Retraction: Branched tricarboxylic acid metabolism in Plasmodium falciparum

Kellen L Olszewski, Michael W Mather, Joanne M Morrisey, Benjamin A Garcia, Akhil B Vaidya, Joshua D Rabinowitz, Manuel Llinás
PMCID: PMC4383283  NIHMSID: NIHMS673050  PMID: 23615611

We retract this Letter, which reported both reductive and oxidative tricarboxylic acid (TCA) metabolism in Plasmodium falciparum parasites (‘branched TCA metabolism’). The data for metabolic labelling of TCA intermediates remain reliable, but we have come to realize that the interpretation presented is incorrect. Although there is both reductive and oxidative TCA cycle flux in P. falciparum-infected red blood cell (RBC) cultures (as we reported), new data from the Llinás and Vaidya groups (manuscript in preparation) suggests that the reductive flux occurs primarily in the RBCs and not in the parasite itself.
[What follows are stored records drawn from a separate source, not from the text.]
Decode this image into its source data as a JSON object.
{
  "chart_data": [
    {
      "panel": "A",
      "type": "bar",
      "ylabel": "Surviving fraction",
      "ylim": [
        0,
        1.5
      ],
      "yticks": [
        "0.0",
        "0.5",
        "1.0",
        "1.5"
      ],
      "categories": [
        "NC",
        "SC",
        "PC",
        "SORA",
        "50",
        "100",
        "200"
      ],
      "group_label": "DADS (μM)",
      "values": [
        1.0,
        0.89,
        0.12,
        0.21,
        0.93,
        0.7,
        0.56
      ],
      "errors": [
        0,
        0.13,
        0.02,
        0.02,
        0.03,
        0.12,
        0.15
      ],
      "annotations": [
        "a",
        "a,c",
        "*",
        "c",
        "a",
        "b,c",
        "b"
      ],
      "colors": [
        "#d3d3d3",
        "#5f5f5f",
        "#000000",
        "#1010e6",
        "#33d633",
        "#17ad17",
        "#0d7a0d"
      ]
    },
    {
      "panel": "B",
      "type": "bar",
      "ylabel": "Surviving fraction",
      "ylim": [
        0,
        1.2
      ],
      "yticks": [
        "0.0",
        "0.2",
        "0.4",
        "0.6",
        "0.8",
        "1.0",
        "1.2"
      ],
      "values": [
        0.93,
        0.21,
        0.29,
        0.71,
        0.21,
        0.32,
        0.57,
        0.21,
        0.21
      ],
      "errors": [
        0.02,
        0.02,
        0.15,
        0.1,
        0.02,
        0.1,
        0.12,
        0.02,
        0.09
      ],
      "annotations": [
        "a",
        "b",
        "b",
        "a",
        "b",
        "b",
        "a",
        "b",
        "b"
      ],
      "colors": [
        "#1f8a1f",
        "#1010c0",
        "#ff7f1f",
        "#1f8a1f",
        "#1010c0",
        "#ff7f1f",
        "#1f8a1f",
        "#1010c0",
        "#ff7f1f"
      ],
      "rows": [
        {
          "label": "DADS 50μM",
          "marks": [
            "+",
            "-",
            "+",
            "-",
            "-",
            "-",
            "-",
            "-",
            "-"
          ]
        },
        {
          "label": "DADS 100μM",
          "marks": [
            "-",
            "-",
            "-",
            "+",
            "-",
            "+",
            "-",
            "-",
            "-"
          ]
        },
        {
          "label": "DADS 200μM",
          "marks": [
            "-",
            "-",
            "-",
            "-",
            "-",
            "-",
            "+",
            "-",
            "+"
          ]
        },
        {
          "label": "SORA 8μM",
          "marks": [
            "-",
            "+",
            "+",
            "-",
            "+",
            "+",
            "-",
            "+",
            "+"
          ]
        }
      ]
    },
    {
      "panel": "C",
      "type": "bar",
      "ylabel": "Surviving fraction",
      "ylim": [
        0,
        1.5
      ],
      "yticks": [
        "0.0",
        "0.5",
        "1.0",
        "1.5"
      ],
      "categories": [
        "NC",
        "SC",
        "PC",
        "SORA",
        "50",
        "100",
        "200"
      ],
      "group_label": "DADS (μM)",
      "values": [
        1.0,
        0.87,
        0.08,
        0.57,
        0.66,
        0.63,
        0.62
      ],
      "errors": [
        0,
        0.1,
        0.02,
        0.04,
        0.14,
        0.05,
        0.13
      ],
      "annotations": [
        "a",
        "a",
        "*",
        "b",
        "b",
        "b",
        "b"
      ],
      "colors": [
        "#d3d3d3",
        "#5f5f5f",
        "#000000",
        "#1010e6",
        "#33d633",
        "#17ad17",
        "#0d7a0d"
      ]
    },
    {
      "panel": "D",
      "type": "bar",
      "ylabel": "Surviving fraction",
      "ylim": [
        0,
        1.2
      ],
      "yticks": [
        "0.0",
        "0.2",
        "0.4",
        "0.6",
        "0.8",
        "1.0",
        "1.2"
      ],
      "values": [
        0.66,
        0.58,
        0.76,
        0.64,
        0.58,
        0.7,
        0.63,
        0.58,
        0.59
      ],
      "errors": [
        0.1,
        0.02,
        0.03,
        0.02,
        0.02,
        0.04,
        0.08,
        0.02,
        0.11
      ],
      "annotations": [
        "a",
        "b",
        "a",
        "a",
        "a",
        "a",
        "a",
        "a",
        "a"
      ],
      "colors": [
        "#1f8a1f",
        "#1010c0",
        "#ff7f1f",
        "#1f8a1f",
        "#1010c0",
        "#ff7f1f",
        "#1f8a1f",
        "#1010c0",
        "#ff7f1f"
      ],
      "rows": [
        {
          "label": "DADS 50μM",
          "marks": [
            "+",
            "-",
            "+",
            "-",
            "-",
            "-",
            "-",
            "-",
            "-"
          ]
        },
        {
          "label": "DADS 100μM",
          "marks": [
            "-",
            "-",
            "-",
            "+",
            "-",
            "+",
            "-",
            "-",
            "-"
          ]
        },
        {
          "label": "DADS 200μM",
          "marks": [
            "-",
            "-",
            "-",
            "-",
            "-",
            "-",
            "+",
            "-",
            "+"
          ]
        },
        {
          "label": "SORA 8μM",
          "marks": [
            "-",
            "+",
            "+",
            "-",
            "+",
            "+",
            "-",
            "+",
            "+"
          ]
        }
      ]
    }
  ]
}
Specifically, we have used new enrichment strategies for the parasitized RBCs that enhance our ability to measure P. falciparum-infected RBC metabolic activity without excessive interference from surrounding uninfected RBCs. On feeding 13C5 glutamine, we measured both 13C2-succinate and 13C4-succinate in the infected RBCs, demonstrating that TCA metabolism in blood-stage P. falciparum is not branched but primarily oxidative (cyclic).